The poll's most popular film, which launches the series on Thursday, is Marc Forster's adaptation of Khaled Hosseini's acclaimed novel The Kite Runner.
"The society first screened the film in 2008 to two packed houses, and we expect a similar attendance this time around," said society board chair Tom Friedman.
The film portrays the childhood relationship between two Afghani best friends, Amir and Hassan, which is shattered by an act of betrayal and a resulting catastrophe.
Twenty years later, Amir returns to his homeland from the U.S. and finds Afghanistan under the brutal regime of the Taliban.
He seeks redemption for what has happened in the past he has struggled so hard to bury, and is given one last chance to make peace.
The other most popular movie to arise from the poll was Amélie, which closes the film series on Feb. 21.

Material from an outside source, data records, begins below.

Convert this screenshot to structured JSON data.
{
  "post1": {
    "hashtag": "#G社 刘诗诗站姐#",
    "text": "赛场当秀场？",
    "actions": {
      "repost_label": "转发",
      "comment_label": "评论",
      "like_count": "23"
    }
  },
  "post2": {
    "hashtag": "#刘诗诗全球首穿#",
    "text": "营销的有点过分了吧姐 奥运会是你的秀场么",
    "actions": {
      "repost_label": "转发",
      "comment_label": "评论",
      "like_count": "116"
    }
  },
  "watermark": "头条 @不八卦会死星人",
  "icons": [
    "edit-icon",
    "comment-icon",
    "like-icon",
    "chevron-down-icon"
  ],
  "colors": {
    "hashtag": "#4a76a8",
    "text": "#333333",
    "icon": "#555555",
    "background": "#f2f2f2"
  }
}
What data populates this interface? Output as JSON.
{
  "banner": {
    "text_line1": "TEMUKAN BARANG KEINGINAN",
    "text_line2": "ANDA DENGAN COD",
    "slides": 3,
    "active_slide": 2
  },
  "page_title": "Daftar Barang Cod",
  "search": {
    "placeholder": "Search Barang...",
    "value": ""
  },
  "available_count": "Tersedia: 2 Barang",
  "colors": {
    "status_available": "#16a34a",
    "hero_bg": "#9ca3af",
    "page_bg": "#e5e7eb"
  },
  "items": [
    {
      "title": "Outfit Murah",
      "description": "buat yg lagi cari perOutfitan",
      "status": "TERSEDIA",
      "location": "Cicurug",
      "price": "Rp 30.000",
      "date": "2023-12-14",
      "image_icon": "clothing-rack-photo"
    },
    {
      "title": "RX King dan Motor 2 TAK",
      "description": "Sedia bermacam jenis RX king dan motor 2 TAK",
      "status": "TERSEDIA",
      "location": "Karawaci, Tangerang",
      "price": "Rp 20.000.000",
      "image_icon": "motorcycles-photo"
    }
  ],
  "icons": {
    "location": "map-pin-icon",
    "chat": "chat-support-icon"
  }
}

The story of a shy waitress who breaks free from her social isolation and interacts with a diverse group of eccentric personalities has captivated audiences since its release in 2001.
Nominated for five Academy Awards and the recipient of numerous European awards, Amélie showcases Audrey Tautou in the title role for a spellbinding performance.
"There are many good reasons that KFS audiences voted for this film as its favourite of the past 40 years," said Friedman.
In addition to the people's choice picks, the society is also supporting the Kamloops premieres of two films in partnership with Literary Outreach and the Vancouver Indigenous Media Arts Festival.
On Jan. 24, the society hosts a screening of Play Again, presented by Literacy in Kamloops (LinK) as part of Family Literacy Week.
At a time when children spend more time in the virtual world than the natural world, Play Again unplugs a group of media savvy teens and takes them on their first wilderness adventure, documenting the wonder that comes from time spent in nature and inspiring action for a sustainable future.
Admission is by donation to Loonies for Literacy.
On Feb. 7, the society hosts Western, which brings together key works by artists who have addressed the idea of the "west" and the "western" in diverse and complex ways.
The event is in conjunction with the Kamloops Art Gallery and Vancouver Indigenous Media Arts Festival, a non-profit media arts organization founded in 2011 to support Indigenous film and media artists and productions in the Coast Salish Territory of Vancouver.
All films are shown at 7 p.m. at the Paramount Theatre at 5th Avenue and Victoria Street. Tickets are $8 and can be purchased at Moviemart, 444 St. Paul Street, or at the door.
An annual $2 membership in the Kamloops Film Society, which is also available at Moviemart or at the door, is required for admission.